REPUBLIKA.CO.ID, MATARAM -- Balai Konservasi Sumber Daya Alam Nusa Tenggara Barat terus berupaya meningkatkan populasi rusa yang terancam punah akibat perburuan liar. Kepala Balai Konservasi Sumber Daya Alam (BKSDA) Nusa Tenggara Barat (NTB) Widada mengatakan rusa merupakan satwa maskot NTB yang dilindungi undang-undang, namun populasinya di dalam kawasan hutan diperkirakan terus berkurang akibat perburuan liar.
"Kami berkewajiban melindungi keberadaan satwa dilindungi tersebut. Jangan sampai kita hanya bisa melihat rusa di logo saja," katanya, Sabtu (5/11).
Selain melibatkan masyarakat, kata dia, upaya memperbanyak populasi rusa juga akan dilakukan melalui pemanfaatan lahan TWA Gunung Tunak, di Kabupaten Lombok Tengah. BKSDA NTB akan membuat semacam "sanctuary" atau zona pemeliharaan rusa seluas 2.000 meter persegi dari total luas TWA Gunung Tunak 312 hektare. Program tersebut akan dilaksanakan pada 2017.

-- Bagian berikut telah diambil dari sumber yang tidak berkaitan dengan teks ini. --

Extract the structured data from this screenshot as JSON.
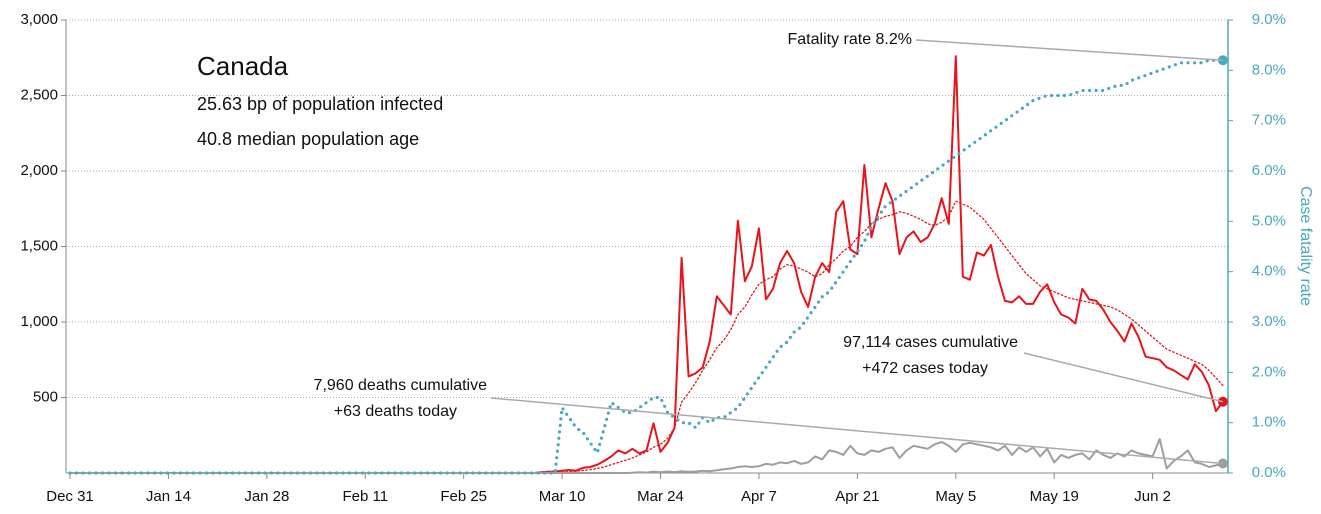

Jumlah rusa yang akan ditangkarkan di kawasan konservasi yang sering dikunjungi wisatawan asing tersebut sebanyak 30 ekor, terdiri atas 24 ekor betina dan 6 ekor jantan. "Harapannya setiap tahun populasi akan bertambah. Nanti setelah jumlahnya relatif banyak, sebagian kita lepas ke alam bebas," ucap Widada.
Ia memperkirakan populasi rusa di kawasan konservasi Pulau Moyo, Kabupaten Sumbawa hanya 100-an ekor dan di Taman Nasional Gunung Tambora, Pulau Sumbawa, sekitar 200 ekor. Populasinya dikhawatirkan akan terus menyusut. Sebab, masih sering ditemukan masyarakat di Pulau Sumbawa, mengonsumsi dendeng rusa yang diduga hasil perburuan liar di kawasan hutan.
Sementara populasi di Taman Nasional Gunung Rinjani, Pulau Lombok, belum diketahui berapa banyaknya.
Untuk yang dipelihara di Taman Wisata Alam (TWA) Suranadi, Kabupaten Lombok Barat, hanya 9 ekor. Selain di alam bebas, kata Widada, ada juga rusa yang dipelihara oleh masyarakat setelah mendapatkan izin. Jumlah populasinya 400 ekor.
"Yang ditangkarkan oleh masyarakat, indukannya berasal dari BKSDA. Itu satwa indukan titipan untuk memperbanyak populasi," ujarnya.